0

Suppose I need to count words from a very large file ( words are split by " " )

I would do following

  1. Not load entire file in memory , read stream line by line.
  2. For each line Split words and add distinct word to "dictionary" ( I mean, use Dictionary Class in .NET ) with their count.

Now to retrieve most frequent word, sort dictionary and get it.

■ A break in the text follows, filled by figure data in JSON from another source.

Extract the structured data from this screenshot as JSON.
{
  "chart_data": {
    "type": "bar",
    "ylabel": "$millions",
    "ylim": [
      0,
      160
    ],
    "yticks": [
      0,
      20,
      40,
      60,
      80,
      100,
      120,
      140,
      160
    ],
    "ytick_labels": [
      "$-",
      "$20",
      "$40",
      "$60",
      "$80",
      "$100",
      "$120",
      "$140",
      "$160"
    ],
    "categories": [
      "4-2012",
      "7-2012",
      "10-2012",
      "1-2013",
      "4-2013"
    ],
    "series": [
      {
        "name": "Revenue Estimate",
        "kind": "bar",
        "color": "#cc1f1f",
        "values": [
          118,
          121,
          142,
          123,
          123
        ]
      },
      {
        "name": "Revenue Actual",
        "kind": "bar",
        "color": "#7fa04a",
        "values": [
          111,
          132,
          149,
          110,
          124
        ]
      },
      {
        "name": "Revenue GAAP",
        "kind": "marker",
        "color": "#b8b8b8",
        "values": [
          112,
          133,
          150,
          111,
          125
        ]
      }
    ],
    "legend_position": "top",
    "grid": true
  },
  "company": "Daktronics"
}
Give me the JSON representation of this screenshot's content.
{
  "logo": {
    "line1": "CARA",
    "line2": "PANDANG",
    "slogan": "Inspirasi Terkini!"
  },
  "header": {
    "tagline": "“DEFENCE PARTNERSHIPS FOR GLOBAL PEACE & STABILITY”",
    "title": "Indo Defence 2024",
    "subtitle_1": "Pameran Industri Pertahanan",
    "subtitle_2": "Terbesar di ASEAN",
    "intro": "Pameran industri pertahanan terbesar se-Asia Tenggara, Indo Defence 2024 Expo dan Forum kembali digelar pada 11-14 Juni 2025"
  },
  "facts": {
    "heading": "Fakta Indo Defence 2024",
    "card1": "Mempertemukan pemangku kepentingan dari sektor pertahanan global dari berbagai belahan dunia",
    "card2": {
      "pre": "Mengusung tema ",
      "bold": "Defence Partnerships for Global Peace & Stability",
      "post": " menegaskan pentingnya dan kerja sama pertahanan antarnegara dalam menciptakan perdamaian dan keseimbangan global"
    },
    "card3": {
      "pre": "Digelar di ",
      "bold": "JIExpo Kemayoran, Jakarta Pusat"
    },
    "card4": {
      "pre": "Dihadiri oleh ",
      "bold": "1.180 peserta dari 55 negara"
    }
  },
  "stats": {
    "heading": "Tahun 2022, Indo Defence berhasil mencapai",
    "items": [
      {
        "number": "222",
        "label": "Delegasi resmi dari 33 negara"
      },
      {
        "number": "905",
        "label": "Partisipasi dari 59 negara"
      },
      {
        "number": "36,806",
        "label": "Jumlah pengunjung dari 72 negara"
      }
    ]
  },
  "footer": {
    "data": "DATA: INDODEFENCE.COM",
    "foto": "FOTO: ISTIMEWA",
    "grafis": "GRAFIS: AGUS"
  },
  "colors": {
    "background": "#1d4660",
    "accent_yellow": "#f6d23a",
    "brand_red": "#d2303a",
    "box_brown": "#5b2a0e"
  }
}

but most solutions are a favoring Trie Data structure for this , please clarify why (also, it would be great if why not hash table over dictionary is clarified ).

Thanks.

Sunil Vurity
  • 830
  • 9
  • 14
  • What means _very large_ exactly? – Tim Schmelter Sep 01 '14 at 22:09
  • 1
    "why not hash table over dictionary": a `Dictionary` *is* a hashtable; it's basically the same as the `Hashtable` class, except that it's generic. – Thomas Levesque Sep 01 '14 at 22:20
  • 2
    Why don't you just try it for yourself. You'll get plenty of help from Google when you query "c# trie class". When you compare how well it does against a Linq query or a Dictionary then you'll discover something that's very, very important to know about the way modern computers work. And be able to ask a good question about it. – Hans Passant Sep 01 '14 at 22:23

2 Answers2

1

I can't help mentioning that not only is this a map-reduce problem, it's the map-reduce problem.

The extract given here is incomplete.